R. Ci siamo trovati in una situazione di isolamento e chiusura singolari, di costrizione collettiva che ha riguardato tutti. Si è creata una doppia risonanza tra l’atmosfera che era all’esterno e ciò che si muove all’interno. Infatti, non si è trattato di un isolamento per scelta o per piacere. Questa donna si getta in se stessa e, per conoscersi e riconoscersi, si relaziona e familiarizza, in maniera allucinatoria, con queste presenze astratte, scavando dentro se stessa alla riscoperta di quella socialità dell’essere umano  maltrattata. Quest’ultima è da ricercare anche e soprattutto nell’umanità a grandi profondità – dove si nascondono i veri angeli custodi –  piuttosto che in entità ultraterrene

D. I santi quando toccando terra si umanizzano, mutuando dagli esseri umani i peggiori difetti. Qual è il messaggio che hai voluto trasmettere?

R. Se da un lato, per ricoprire la nostra profondità e la nostra essenza abbiamo bisogno del disconoscimento della parte più materiale e materica di noi stessi; dall’altra avere dei desideri che riguardano il corpo – per esempio la gola o le pulsioni della carne – non rende meno santi. Infatti la parte divina – tanto per i santi quanto per gli esseri umani – è quella più pura e profonda nel modo di sentire. Questo dovrebbe portarci a ricoprire e a valorizzare la nostra natura, la nostra scintilla divina, invece di pregare dei santi.

D. Che epoca stiamo vivendo?

R. Da un trentennio a questa parte assistiamo a scelte politiche all’insegna dell’appiattimento, della povertà di pensiero a favore della pochezza, che disconosce l’importanza della musica, della poesia, delle parole, trascurando la centralità della coscienza, della bellezza, della cultura, dell’arte, del teatro, al cui posto spuntano supermercati. Le città sono bistrattate.

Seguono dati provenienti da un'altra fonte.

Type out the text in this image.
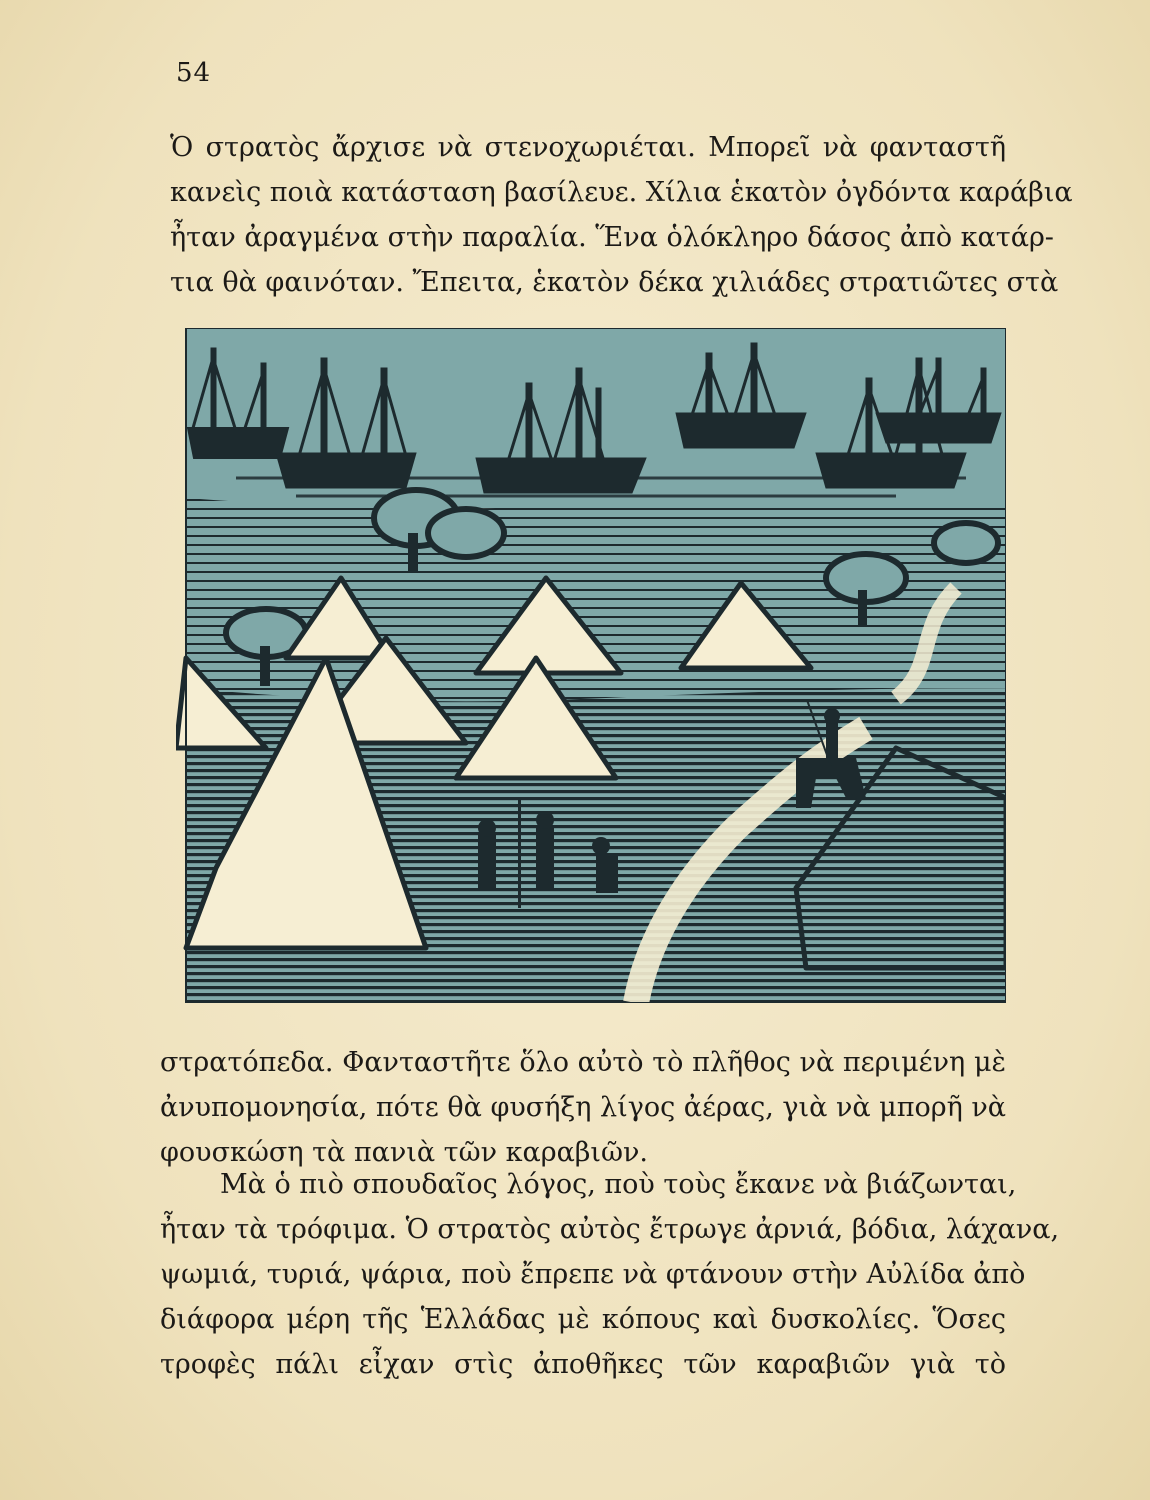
54

Ὁ στρατὸς ἄρχισε νὰ στενοχωριέται. Μπορεῖ νὰ φανταστῆ
κανεὶς ποιὰ κατάσταση βασίλευε. Χίλια ἑκατὸν ὀγδόντα καράβια
ἦταν ἀραγμένα στὴν παραλία. Ἕνα ὁλόκληρο δάσος ἀπὸ κατάρ-
τια θὰ φαινόταν. Ἔπειτα, ἑκατὸν δέκα χιλιάδες στρατιῶτες στὰ

στρατόπεδα. Φανταστῆτε ὅλο αὐτὸ τὸ πλῆθος νὰ περιμένη μὲ
ἀνυπομονησία, πότε θὰ φυσήξη λίγος ἀέρας, γιὰ νὰ μπορῆ νὰ
φουσκώση τὰ πανιὰ τῶν καραβιῶν.

Μὰ ὁ πιὸ σπουδαῖος λόγος, ποὺ τοὺς ἔκανε νὰ βιάζωνται,
ἦταν τὰ τρόφιμα. Ὁ στρατὸς αὐτὸς ἔτρωγε ἀρνιά, βόδια, λάχανα,
ψωμιά, τυριά, ψάρια, ποὺ ἔπρεπε νὰ φτάνουν στὴν Αὐλίδα ἀπὸ
διάφορα μέρη τῆς Ἑλλάδας μὲ κόπους καὶ δυσκολίες. Ὅσες
τροφὲς πάλι εἶχαν στὶς ἀποθῆκες τῶν καραβιῶν γιὰ τὸ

Solo l’attenzione verso l’altro ci potrebbe rendere più nobili.

D. Il tuo monologo è una corsa a perdifiato, che alterna diversi toni e stili, portandoti a sgusciar fuori da una pelle per entrare in un’altra. Quanto è difficile e quanto è stato necessario allenarsi?

R. Non si arriva a un risultato del genere da un giorno all’altro. Da tempo sono allenata alla scrittura di storie di donne. Storie da raccontare, che mi permettono di portare in scena varie situazioni diverse tra loro. Quella del monologo è un’esperienza che parte da un certo punto della mia esperienza umana e professionale, frutto di una notevole maturità emotiva. Mi ci sono accostata 10-11 anni fa. Prima per me sarebbe stato impensabile. Oggi è una formula collaudata.

D. Quali sono i tuoi prossimi progetti?

R. Porto Sottosopra il 2 e il 3 aprile a Sala Ichos a San Giovanni a Teduccio e il 10 al teatro il Giullare di Salerno.  Poi tornerò interpretare Ferdinando di Annibale Ruccello. Verso fine aprile sarà nel partenopeo Teatro Sannazaro e poi a Milano.